●医療の国際比較からビジネスとしてのヘルスケアまで
中央大学大学院で教えている真野俊樹と申します。ビジネススクールで教えています。一般的に「ヘルスケア」というと、ビジネスにはなかなかそぐわないと思われているかもしれません。そこでその点を、われわれビジネススクールはどのように考えていくかということを、順を追ってお話ししていきたいと思います。したがって、テーマは「医療の問題を健全なビジネスの視点で解決できるのだろうか」という内容になります。
はじめに、私のプロフィールを簡単に述べておきます。私はもともと医師で、医学の勉強をずっと続けてきました。医学博士の学位を取り、アメリカに留学したのですが、その時、日本とアメリカで医療制度や医療のビジネスに対する考え方がまったく違っている、もっというと医師の思考方法にも違いがあるということに、気が付きました。そこで、医療とビジネスにおける国際的な比較を始めました。
そうこうするうちに、製薬会社に入ったり、MBAを取得したりしました。また、中身は経営学なのですが京都大学で経済学の博士号を取得したりして、医療の国際比較や、経営学的に医療経営をどのように考えるか、ビジネスとしてどのようにヘルスケアを見ていくか、こういったことを、ずっと研究してきたというのがこれまでの状況です。

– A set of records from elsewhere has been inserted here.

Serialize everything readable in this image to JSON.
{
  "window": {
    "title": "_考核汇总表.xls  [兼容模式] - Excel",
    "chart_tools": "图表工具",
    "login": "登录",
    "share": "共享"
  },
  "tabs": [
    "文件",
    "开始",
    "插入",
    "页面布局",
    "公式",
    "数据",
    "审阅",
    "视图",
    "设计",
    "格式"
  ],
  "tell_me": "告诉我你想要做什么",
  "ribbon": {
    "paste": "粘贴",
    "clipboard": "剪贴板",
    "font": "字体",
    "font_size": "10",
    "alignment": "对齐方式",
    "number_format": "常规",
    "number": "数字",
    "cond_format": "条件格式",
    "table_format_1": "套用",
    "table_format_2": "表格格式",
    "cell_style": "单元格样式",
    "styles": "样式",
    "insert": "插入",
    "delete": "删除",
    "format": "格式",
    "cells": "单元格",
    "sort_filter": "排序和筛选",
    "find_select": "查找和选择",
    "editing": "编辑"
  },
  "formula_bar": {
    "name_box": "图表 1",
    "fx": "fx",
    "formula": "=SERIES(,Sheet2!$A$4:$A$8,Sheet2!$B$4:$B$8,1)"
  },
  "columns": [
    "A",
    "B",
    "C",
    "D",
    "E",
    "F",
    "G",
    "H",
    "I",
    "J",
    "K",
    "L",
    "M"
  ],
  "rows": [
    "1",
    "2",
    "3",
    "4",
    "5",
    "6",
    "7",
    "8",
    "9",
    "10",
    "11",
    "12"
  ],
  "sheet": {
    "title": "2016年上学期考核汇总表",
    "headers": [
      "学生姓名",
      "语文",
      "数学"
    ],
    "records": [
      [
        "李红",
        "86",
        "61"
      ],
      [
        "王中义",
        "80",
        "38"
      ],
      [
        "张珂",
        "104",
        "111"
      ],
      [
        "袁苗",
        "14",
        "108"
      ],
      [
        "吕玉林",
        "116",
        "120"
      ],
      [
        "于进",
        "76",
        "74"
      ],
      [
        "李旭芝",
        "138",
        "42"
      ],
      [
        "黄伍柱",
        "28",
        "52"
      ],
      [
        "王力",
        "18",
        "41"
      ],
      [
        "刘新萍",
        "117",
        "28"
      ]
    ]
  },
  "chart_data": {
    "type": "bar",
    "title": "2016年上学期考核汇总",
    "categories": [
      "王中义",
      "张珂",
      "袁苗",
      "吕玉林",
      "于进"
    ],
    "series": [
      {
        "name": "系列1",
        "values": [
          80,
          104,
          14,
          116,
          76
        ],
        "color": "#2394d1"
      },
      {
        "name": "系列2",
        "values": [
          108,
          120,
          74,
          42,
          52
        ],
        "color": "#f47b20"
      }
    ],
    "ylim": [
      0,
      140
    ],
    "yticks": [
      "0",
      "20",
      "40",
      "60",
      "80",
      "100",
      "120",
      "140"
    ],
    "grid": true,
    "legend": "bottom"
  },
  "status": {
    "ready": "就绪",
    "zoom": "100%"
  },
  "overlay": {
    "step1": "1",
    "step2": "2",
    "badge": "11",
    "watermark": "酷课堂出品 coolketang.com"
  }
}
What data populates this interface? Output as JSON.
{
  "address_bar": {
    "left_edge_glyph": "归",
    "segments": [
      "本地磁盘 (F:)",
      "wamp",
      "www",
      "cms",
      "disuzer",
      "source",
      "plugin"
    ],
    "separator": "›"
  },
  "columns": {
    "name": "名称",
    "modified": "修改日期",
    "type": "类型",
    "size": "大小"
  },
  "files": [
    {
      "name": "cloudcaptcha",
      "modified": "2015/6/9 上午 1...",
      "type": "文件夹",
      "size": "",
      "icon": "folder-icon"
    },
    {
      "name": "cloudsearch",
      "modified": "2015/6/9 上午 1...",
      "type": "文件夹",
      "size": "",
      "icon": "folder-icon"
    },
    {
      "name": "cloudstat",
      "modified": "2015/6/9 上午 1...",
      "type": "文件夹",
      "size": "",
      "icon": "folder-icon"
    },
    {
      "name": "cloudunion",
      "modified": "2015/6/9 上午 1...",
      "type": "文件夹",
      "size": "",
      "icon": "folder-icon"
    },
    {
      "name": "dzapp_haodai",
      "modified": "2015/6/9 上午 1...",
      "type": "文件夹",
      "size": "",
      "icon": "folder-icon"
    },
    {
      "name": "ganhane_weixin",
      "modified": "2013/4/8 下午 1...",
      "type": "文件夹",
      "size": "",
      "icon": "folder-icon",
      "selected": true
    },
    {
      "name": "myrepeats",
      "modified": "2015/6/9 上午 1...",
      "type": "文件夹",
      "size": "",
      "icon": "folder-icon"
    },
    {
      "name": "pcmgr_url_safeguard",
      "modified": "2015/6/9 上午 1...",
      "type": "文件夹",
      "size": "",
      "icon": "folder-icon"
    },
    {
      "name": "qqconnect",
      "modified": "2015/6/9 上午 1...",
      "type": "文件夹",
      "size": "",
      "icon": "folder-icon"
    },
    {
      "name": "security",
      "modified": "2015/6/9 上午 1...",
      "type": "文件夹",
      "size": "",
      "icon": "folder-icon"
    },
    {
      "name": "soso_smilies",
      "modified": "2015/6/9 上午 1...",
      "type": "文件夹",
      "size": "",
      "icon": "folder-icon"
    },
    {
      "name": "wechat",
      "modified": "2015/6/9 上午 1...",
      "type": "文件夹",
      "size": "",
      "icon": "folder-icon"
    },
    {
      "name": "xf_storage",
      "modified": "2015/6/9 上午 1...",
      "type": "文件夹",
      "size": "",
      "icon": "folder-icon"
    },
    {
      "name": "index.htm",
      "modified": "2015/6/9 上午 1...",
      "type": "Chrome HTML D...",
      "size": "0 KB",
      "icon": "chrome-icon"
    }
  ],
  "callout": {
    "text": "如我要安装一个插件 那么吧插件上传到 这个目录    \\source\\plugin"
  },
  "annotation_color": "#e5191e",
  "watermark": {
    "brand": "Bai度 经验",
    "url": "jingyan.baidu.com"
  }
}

現在、いくつかの職務に就いていますが、基本的にビジネスの方ではビジネススクールで、医療の方では藤田保健衛生大学や東京医療保健大学など両方の分野で教えたりしています。
●「ヘルスケア」をどう捉えるか
今回、ビジネスという視点でお話を始めるに当たって、テンミニッツTVの視聴者にはビジネス界の方が多いのか医療界の方が多いのか分かりませんが、一応以下のことを説明しておきます。
私はここでヘルスケアとビジネスということをお話ししますが、もちろんビジネスといってもお金儲けの要素はそもそも少なく、弱い人からお金をむしりとろうとか、大儲けをしようなどといった話ではありません。ただ、実際にヘルスケア分野でIPO(Initial Public Offering、新規公開株)に成功した企業も増えているので、結果的に非常にリッチになったりして大儲けできるといったことがあるのは事実です。もしかすると、今後他の分野よりもヘルスケアの分野ではそういった機会が多いのかもしれません。